In fact, there is such a bill. It was introduced in January by four Republican senators: Bill Cassidy of Louisiana, Susan Collins of Maine, Shelley Moore Capito of West Virginia and Johnny Isakson of Georgia. It’s called the Patient Freedom Act (known informally as Cassidy-Collins), and it was almost entirely ignored by Republican leadership.
It would need considerable tweaking but at least it accepts the existence of ACA.
NY Times:
2018 Dilemma for Republicans: Which Way Now on Obamacare?
As they come to terms with their humiliating failure to undo the Affordable Care Act, Republicans eyeing next year’s congressional campaign are grappling with a new dilemma: Do they risk depressing their conservative base by abandoning the repeal effort or anger a broader set of voters by reviving a deeply unpopular bill even closer to the midterm elections?
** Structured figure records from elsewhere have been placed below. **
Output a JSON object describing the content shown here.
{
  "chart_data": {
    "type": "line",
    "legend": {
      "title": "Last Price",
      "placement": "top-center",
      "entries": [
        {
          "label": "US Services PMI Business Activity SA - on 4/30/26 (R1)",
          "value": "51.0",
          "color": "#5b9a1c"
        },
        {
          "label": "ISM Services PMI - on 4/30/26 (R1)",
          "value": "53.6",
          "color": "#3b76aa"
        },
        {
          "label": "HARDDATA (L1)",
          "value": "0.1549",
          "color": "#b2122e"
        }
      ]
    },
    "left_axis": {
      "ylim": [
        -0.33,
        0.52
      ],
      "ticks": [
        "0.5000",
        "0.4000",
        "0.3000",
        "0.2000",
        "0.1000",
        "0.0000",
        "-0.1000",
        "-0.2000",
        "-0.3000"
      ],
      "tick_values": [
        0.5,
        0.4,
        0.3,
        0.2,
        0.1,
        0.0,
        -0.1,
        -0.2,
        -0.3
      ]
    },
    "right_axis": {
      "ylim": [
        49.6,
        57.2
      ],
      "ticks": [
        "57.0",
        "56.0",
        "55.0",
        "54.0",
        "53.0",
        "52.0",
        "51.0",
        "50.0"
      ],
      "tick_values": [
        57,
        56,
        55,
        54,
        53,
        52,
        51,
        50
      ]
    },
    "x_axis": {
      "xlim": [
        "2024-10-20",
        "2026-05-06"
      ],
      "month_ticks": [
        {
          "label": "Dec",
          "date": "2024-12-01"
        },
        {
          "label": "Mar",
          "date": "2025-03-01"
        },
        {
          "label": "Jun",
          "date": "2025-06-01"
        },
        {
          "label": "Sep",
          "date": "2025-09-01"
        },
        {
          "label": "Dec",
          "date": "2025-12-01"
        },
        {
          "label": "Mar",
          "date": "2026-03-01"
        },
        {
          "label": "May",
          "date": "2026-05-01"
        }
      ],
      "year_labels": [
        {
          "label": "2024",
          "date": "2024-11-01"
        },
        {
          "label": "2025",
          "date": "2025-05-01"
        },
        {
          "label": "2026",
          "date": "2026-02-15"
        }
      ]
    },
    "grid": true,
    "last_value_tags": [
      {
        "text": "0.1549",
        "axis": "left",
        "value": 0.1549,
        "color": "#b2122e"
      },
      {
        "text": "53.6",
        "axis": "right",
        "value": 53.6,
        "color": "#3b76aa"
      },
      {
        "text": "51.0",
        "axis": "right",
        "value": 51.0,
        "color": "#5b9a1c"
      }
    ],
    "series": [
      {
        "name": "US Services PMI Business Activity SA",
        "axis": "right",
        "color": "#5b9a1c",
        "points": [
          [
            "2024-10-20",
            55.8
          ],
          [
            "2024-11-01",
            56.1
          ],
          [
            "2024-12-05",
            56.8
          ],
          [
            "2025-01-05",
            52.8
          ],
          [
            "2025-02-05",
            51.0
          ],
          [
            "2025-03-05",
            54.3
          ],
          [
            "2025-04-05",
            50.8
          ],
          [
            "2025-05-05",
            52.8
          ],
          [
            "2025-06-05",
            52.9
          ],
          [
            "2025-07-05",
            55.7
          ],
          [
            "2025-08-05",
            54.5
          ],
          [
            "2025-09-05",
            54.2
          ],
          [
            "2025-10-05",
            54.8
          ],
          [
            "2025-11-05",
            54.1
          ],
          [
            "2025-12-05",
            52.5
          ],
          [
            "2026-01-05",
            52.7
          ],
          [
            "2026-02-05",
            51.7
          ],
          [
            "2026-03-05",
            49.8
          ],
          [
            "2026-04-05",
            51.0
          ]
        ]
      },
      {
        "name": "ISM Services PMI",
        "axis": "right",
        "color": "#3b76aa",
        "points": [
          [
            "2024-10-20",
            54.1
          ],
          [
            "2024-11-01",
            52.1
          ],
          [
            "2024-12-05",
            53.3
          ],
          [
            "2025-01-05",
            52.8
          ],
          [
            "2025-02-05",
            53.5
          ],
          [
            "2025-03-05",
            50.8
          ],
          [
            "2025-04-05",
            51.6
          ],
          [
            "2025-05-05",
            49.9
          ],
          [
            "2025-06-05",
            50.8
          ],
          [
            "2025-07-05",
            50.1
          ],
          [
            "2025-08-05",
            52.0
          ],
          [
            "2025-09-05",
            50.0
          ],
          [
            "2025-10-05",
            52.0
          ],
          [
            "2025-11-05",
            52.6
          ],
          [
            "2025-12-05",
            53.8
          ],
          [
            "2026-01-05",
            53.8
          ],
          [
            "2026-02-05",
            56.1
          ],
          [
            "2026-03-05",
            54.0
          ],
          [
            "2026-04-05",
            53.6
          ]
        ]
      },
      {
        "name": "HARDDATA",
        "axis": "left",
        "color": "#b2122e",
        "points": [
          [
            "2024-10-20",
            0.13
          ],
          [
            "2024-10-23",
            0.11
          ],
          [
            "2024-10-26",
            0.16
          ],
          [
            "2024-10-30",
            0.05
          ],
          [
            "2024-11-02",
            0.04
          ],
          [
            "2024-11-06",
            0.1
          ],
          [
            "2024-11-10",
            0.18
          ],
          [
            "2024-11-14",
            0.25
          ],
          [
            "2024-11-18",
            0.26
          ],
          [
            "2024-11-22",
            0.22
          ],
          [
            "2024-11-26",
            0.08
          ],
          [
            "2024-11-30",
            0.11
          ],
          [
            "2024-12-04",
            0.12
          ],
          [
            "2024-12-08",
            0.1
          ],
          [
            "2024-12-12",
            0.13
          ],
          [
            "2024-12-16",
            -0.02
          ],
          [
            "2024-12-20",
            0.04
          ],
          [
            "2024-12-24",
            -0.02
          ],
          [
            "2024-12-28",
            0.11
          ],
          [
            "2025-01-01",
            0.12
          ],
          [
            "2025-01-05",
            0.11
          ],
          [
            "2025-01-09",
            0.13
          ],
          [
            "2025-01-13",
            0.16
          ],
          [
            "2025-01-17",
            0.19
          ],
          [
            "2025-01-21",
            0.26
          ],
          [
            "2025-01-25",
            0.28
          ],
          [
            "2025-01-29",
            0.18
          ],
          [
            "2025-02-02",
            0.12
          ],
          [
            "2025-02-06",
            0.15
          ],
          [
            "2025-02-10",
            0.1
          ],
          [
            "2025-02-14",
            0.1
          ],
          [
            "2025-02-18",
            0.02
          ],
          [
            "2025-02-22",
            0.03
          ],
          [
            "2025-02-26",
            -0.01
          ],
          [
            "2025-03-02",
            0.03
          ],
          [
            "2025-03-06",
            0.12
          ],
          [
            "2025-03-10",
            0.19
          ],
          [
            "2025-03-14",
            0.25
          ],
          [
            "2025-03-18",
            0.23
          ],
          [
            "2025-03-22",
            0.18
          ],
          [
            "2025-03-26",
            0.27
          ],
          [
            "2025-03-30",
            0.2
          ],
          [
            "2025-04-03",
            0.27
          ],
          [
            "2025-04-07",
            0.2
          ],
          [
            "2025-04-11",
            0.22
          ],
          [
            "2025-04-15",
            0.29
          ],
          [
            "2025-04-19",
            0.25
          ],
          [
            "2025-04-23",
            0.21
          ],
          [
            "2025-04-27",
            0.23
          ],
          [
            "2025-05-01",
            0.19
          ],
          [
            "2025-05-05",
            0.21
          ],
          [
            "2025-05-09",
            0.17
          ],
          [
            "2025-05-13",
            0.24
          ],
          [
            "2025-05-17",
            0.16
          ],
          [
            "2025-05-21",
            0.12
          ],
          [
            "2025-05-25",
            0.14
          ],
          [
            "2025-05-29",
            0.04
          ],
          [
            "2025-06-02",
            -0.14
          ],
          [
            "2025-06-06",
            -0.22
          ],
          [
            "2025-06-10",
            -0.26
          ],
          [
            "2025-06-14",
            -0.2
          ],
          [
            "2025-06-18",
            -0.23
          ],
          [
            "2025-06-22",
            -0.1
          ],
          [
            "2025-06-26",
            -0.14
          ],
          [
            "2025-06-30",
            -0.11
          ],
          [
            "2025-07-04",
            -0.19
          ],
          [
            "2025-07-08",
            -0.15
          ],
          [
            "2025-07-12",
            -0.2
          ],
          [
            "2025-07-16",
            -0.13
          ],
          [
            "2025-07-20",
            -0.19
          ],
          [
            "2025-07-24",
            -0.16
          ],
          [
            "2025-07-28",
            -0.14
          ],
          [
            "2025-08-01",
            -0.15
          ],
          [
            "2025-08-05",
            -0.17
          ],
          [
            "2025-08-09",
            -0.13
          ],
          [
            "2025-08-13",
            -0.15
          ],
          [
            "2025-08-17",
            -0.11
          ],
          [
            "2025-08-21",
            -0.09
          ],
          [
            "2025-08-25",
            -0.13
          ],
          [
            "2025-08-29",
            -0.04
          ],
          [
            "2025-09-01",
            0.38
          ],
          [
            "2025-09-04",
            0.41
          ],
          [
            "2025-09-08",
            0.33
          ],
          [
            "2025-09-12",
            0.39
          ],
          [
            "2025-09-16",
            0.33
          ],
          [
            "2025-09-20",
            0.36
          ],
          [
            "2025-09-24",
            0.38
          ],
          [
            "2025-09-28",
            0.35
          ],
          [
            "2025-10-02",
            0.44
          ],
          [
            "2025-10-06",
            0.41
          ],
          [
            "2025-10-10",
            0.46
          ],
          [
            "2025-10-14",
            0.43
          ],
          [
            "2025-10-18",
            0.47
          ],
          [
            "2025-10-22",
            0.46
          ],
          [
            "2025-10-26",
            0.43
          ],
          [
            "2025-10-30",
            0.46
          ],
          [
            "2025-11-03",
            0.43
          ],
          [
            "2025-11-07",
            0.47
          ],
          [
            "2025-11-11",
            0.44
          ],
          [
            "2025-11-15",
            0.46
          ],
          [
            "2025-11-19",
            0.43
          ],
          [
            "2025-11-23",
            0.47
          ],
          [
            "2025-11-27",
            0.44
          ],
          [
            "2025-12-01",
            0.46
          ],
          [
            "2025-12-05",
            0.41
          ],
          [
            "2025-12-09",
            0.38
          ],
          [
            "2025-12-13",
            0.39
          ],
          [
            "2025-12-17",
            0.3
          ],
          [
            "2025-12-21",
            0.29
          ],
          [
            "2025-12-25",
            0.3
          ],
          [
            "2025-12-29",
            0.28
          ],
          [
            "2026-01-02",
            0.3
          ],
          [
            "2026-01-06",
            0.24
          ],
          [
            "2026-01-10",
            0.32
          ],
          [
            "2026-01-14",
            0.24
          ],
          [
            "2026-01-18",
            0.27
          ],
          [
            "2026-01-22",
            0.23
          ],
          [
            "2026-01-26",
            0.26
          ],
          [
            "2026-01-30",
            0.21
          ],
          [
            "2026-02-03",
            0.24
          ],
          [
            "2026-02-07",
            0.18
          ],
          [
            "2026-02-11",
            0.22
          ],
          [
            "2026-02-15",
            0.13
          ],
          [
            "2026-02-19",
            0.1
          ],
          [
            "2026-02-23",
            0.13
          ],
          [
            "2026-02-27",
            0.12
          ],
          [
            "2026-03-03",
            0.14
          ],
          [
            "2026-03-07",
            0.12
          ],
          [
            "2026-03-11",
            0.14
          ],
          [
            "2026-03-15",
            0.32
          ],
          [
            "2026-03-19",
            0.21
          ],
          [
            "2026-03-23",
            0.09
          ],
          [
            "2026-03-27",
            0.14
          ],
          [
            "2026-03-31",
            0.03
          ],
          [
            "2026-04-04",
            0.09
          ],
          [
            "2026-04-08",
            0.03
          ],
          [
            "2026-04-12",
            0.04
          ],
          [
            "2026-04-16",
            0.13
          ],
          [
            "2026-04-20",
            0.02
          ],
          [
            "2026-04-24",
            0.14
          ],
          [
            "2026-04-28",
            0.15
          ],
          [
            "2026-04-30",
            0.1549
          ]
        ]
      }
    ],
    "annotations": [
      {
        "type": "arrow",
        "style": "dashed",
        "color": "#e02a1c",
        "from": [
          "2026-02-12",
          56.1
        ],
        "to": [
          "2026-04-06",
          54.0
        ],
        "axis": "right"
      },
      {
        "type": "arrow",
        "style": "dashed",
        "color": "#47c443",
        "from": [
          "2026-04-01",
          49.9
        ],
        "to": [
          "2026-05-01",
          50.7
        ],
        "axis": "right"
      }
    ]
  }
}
The question is particularly acute in the House, where the Republican majority could be at risk in 2018 if the party’s voters are demoralized, and Democratic activists, energized by the chance to send a message to President Trump, stream to the polls.
Sifting through the wreckage of a disastrous week, Republican strategists and elected officials were divided over the best way forward. Some House Republicans pressed to move on to other issues and notch some victories that could delight their own loyalists while not turning off swing voters.